A new study by researchers in Montreal recently outlined how Age-related Macular Degeneration (AMD) is the leading cause of irreversible blindness in the industrialized world, affecting over 10 million individuals in North America.

A study lead by Dr. Przemyslaw (Mike) Sapieha, researcher at Hôpital Maisonneuve-Rosemont (CIUSSS de l’Est-de-l’Île-de-Montréal) and professor at the University of Montreal, published in EMBO Molecular Medicine, uncovered that bacteria in your intestines may play an important role in determining if you will develop blinding wet AMD.

“Our study suggests that diets rich in fat alter the gut microbiome in a way that aggravates wet AMD, a vascular disease of the aging eye,” Sapieha says. “Influencing the types of microbes that reside in your gut either through diet or by other means may thus affect the chances of developing AMD and progression of this blinding disease.”

AMD is characterized by a heightened immune response, sizable deposits of fat debris at the back of the eye called soft drusen (early AMD), destruction of nerve cells, and growth of new diseased blood vessels (wet AMD, late form).

While only accounting for roughly 10% of cases of AMD, wet AMD is the primary form leading to blindness.

Current treatments becomes less effective with time and research continues to be the focus to find new ways to prevent the onset of the debilitating disease.

While many studies on the genetics of AMD have identified several genes that predispose to AMD, no single gene can account for development of the disease.

Epidemiological data suggests that in men, overall abdominal obesity is the second most important environmental risk factor, after smoking, for progression to late-stage blinding AMD. Until now, the mechanisms that underscore this observation remained ill defined.
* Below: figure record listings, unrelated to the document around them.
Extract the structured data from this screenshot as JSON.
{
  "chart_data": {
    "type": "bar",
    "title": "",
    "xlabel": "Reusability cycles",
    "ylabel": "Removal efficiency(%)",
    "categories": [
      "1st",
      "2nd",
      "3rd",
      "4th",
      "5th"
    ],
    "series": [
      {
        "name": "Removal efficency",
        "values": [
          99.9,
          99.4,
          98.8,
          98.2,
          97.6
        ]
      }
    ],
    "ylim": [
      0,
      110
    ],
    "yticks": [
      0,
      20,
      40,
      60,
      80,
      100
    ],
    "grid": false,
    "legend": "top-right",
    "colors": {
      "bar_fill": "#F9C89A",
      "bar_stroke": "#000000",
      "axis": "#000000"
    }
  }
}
Elisabeth Andriessen, a PhD student in the lab of Professor Sapieha found that changes in the bacterial communities of your gut, such as those brought on by a diet rich in fat, can cause long-term low-grade inflammation in your whole body and eventually promote diseases such as wet AMD.

Among the series of experiments conducted as part of this study, the group performed fecal transfers from mice receiving regular fat diets, compared to those receiving a high fat diet, and found a significant amelioration of wet AMD.

Professor Sapieha holds the Wolfe Professorship in Translational Vision Research and a Canada Research Chair in retinal cell biology.

The study was funded by the Foundation Fighting Blindness, the Canadian Institutes of Health Research, and the Fond de Recherche en Ophthalmologie de l’Université de Montreal.